La multiplicité ne peut être déduite que d’un être qui porte en lui la différence, ce qui est une tautologie, ou si roui voulez un axiome des plus simples. Mais cet axiome est une notion primitive, nécessaire en elle-même, un nec plut ultra de la pensée, une vérité absolue ; pensez des différences tant qu’il vous plaira, chacune enchaînée dans l’autre, et vous arrivez forcément à une dernière, qui est ce qu’on doit appeler la différence d’un être de lui-même et en lui-même. Toutes les autres innombrables différences entre plusieurs êtres sont des différences appartenant au domaine réel des sens. La dernière différence, c’est l’intérieur d’un être en lui-même, et là elle est à combiner avec la loi de l’identité.

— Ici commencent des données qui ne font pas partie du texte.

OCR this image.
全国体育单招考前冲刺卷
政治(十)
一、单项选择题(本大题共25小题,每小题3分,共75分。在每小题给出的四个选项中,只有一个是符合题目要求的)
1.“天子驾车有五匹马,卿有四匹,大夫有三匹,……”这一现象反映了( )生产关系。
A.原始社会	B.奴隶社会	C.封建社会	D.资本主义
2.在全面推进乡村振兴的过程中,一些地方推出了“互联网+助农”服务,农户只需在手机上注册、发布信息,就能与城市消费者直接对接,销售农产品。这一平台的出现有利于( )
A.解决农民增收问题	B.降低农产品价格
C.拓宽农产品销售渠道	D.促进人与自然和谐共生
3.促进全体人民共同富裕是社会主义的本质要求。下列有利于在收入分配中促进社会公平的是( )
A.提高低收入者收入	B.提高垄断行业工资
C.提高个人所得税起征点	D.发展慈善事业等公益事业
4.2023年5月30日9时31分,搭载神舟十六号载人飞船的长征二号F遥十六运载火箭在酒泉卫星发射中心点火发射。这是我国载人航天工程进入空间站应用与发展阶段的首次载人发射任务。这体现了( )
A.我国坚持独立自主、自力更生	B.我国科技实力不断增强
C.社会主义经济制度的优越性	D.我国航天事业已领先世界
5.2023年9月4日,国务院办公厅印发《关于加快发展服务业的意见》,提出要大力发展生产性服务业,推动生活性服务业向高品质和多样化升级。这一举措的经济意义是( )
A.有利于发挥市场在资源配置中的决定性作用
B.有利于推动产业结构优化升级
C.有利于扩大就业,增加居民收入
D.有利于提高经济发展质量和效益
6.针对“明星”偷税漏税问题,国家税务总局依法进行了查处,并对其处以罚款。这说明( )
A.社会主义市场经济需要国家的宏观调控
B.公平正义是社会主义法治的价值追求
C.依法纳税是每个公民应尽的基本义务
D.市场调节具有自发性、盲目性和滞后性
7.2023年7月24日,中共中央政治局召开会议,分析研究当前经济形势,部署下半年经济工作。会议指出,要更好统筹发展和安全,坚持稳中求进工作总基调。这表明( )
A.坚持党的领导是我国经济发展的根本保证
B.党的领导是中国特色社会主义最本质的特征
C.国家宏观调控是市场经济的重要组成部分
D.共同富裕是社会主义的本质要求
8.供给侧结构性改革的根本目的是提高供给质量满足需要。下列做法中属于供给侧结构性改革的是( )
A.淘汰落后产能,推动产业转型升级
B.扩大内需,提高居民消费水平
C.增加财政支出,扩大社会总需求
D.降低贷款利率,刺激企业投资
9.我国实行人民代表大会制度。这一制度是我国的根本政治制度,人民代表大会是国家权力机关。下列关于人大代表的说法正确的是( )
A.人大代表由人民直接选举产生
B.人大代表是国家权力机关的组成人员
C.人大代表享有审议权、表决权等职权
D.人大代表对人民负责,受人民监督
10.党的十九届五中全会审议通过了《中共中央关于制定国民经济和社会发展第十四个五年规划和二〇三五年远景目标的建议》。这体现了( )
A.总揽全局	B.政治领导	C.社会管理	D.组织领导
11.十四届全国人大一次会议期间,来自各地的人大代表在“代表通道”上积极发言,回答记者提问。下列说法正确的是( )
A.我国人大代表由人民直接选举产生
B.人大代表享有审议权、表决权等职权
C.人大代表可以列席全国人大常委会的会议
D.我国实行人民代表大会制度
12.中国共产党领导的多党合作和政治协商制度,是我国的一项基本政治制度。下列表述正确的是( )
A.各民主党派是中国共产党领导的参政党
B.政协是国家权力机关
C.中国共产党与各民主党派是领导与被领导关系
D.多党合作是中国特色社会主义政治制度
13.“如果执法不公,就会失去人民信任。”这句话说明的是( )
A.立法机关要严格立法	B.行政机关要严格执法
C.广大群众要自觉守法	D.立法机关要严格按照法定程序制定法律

Cette dernière de toutes les différences possibles, à laquelle la pensée n’arrive qu’après avoir parcouru la longue échelle des différences extérieures, s’impose impérieusement à la pensée quand celle-ci prend au sérieux le mot de multiplicité ; elle est donc la vérité de toutes les différences possibles. Cette réflexion abstraite nous conduit ainsi à reconnaître que le principe cosmogénétique en Dieu, réduit à son abstraction élémentaire, est l’acte de la pensée, le penser, représenté en dernière analyse. Éliminez de Dieu la différence, il cessera d’être un objet pour votre pensée.


Chapitre X.

Le Mystère de la Nature en Dieu ou du Mysticisme.


M. de Schelling a renouvelé la doctrine du théosophe allemand Jacob Bœhme, celle de la nature éternelle en Dieu ; nous allons nous en servir pour la critique du principe cosmogonique et théogonique.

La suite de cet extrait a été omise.